On the other hand, ONH has helped me become a stronger candidate for many opportunities. I did not write essays on this for college or scholarship applications because I did
not want my teachers and guidance counselors to know. However, towards the end of my high school career, I was called out of class — ironically from Ms. Hickman’s class — by the counselors. The three counselors began to ask me questions about what makes me different, so I confusedly stood in that small office. Then, they said anything health-related? Immediately triggers were set off, and I became noticeably shaky. My initial thought was “Hickman told them.” I knew what they wanted, but I thought about not telling them. However, it was my only way out of the office. After hugs and compliments, they said, “[t]hat is why you are different” while I was thinking, “[p]lease let me leave.”
I was disappointed with Ms. Hickman at this point, but I was not sure whether she told them until she explained to me why she told them. I could have held a grudge against her, never tell anyone about my disorder, and destroy my networking connections with her.

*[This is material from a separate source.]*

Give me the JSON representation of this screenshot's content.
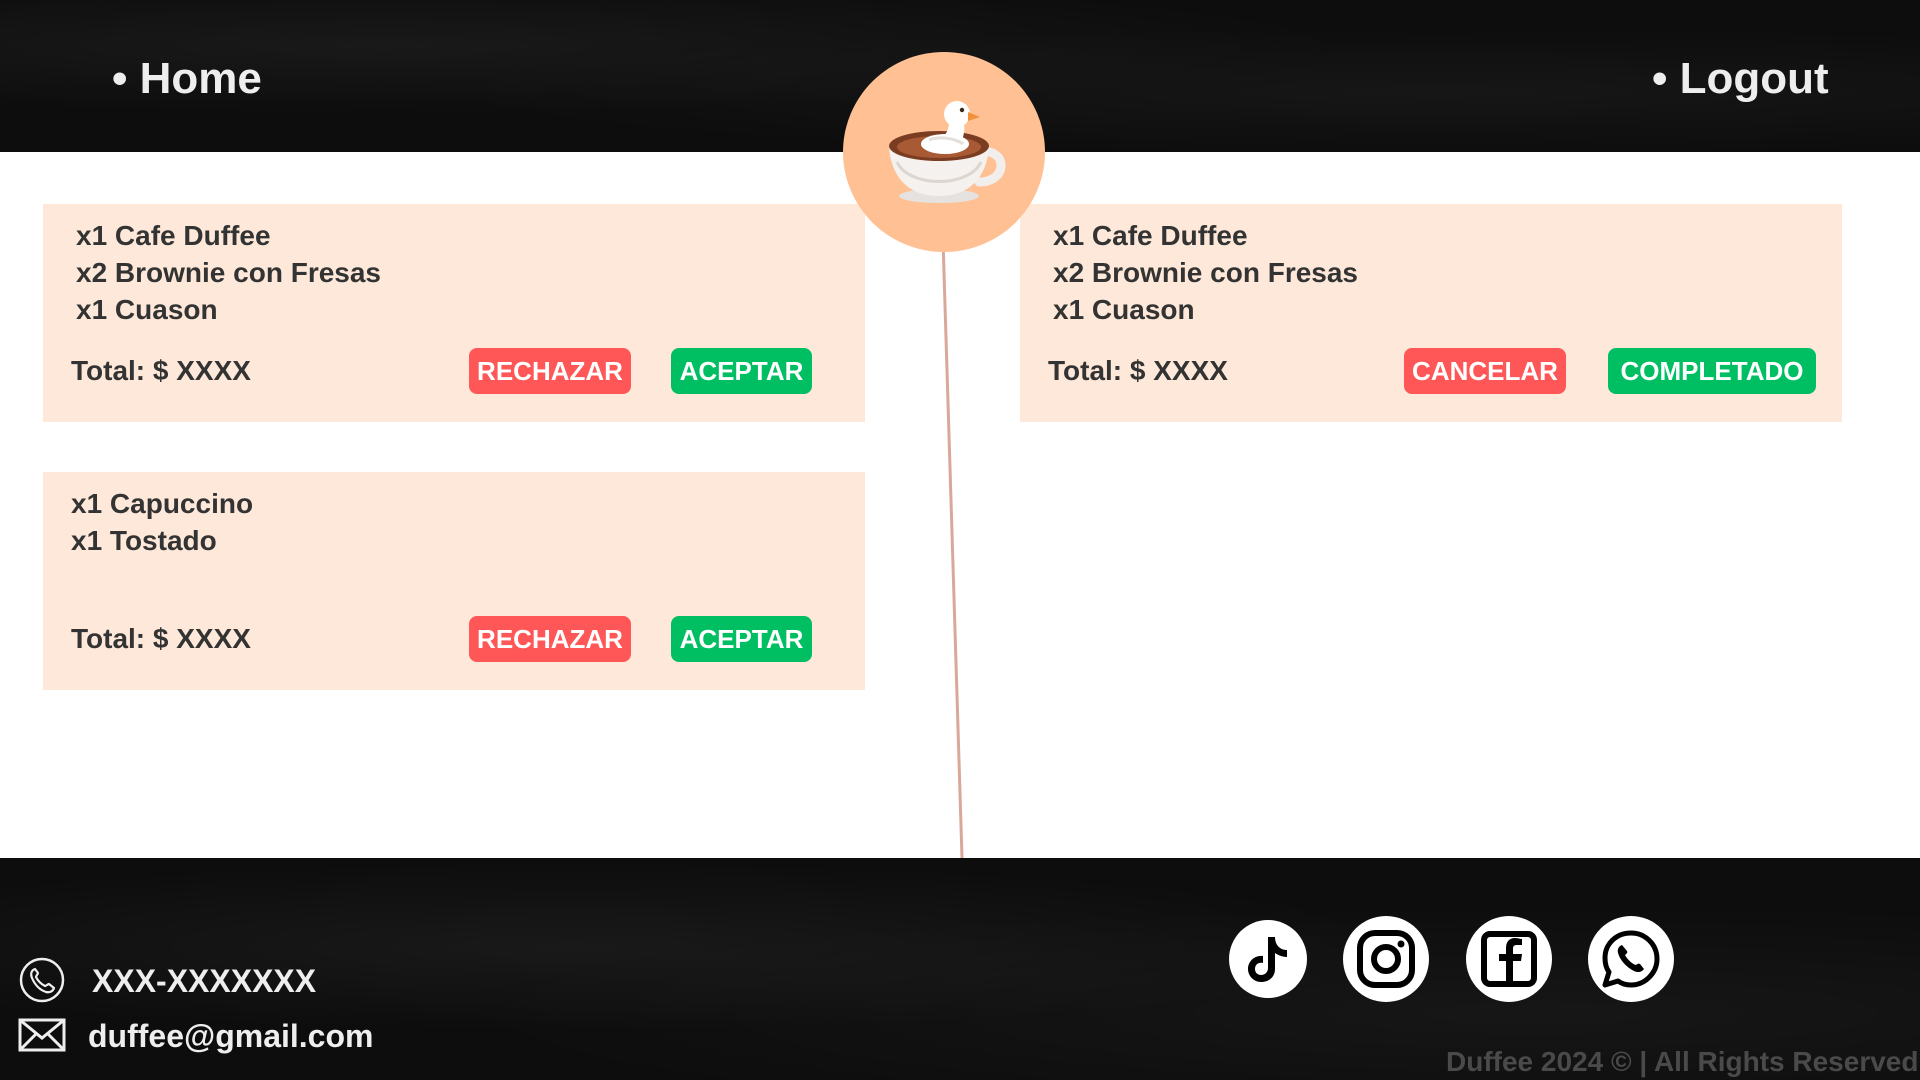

Before the counselors found out, I decided to do my capstone project on ONH in third person. Ms. Hickman advised me that it would be stronger if it were in first person, so I took a personal approach — which surprised my classmates during my presentation. My nervousness during presentations could not be compared to my nervousness with the counselors. The first question they asked was how it has been different from having two visualizing eyes. Since I have never seen clearly through both eyes, I was answerless.
With or without clear vision, Optic Nerve Hypoplasia will not prevent me from achieving my goal of becoming a pediatrician, because my vision will always focus on my success.